In InDesign, if I choose "smallest size" the text is blurry. But using a "standard" or "high quality" the file size is very large. I've tried going into the pdf optimizer under Advanced, but it seems if I downsample much I'm still getting the blurry business. These are usually multiple page documents with images.

I've also seen some one page documents that are VERY small in file size and VERY clear. I can't even duplicate those as well. I just wonder how these are being created.

Thanks.
 
The text should never be blurry if you set your type in InDesign. It will render as vector. You can probably punch in some middle of the road downsampling settings (like 150 ppi) and see what you get for the image quality vs file size. The web is 72, and other print settings will be 300+.
 
If you have Acrobat, you'll want to make use of that. Save in a high quality PDF open it in acrobat and use the reduce filesize command to slim the file up. One other option would be to open the file, and then print->save as PDF. I find this can reduce the filesize some, but not as well as Acrobat. Using the two techniques combined, I was able to squish a 12mb to something like 20k (it was only text). I've seen much larger savings too (40mb-4 or 5).

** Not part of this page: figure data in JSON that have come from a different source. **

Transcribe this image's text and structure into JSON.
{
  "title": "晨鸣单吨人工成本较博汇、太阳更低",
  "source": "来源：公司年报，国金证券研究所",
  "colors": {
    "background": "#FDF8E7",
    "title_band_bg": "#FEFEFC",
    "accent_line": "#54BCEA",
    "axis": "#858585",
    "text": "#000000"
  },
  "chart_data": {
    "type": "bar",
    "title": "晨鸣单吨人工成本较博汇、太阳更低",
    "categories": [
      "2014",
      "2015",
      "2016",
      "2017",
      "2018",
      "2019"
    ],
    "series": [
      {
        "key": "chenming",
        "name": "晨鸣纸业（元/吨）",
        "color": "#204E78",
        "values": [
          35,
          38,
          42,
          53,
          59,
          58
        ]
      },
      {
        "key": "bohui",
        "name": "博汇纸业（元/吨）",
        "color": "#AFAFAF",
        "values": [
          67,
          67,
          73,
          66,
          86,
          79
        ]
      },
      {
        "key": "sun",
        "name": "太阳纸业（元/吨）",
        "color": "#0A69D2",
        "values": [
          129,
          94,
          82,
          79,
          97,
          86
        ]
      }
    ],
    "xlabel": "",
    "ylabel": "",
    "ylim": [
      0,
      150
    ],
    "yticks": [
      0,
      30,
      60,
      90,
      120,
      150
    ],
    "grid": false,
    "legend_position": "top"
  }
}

Take a look at these Macosxhints posts:
http://www.macosxhints.com/article.php?story=20060509032104805&query=compress+pdf
and
http://www.macosxhints.com/article.php?story=20100111142051154&query=compress+pdf
 
If you have Acrobat, you'll want to make use of that. Save in a high quality PDF open it in acrobat and use the reduce filesize command to slim the file up. One other option would be to open the file, and then print->save as PDF. I find this can reduce the filesize some, but not as well as Acrobat. Using the two techniques combined, I was able to squish a 12mb to something like 20k (it was only text). I've seen much larger savings too (40mb-4 or 5).

The OP already has InDesign, so they should have much greater control of quality and file size through the built in distiller than through either of these methods.
 
That may be true, but if the OP is unable to get the results desired from InDesign, then they may want to try some other apps to see if they can get the desired result.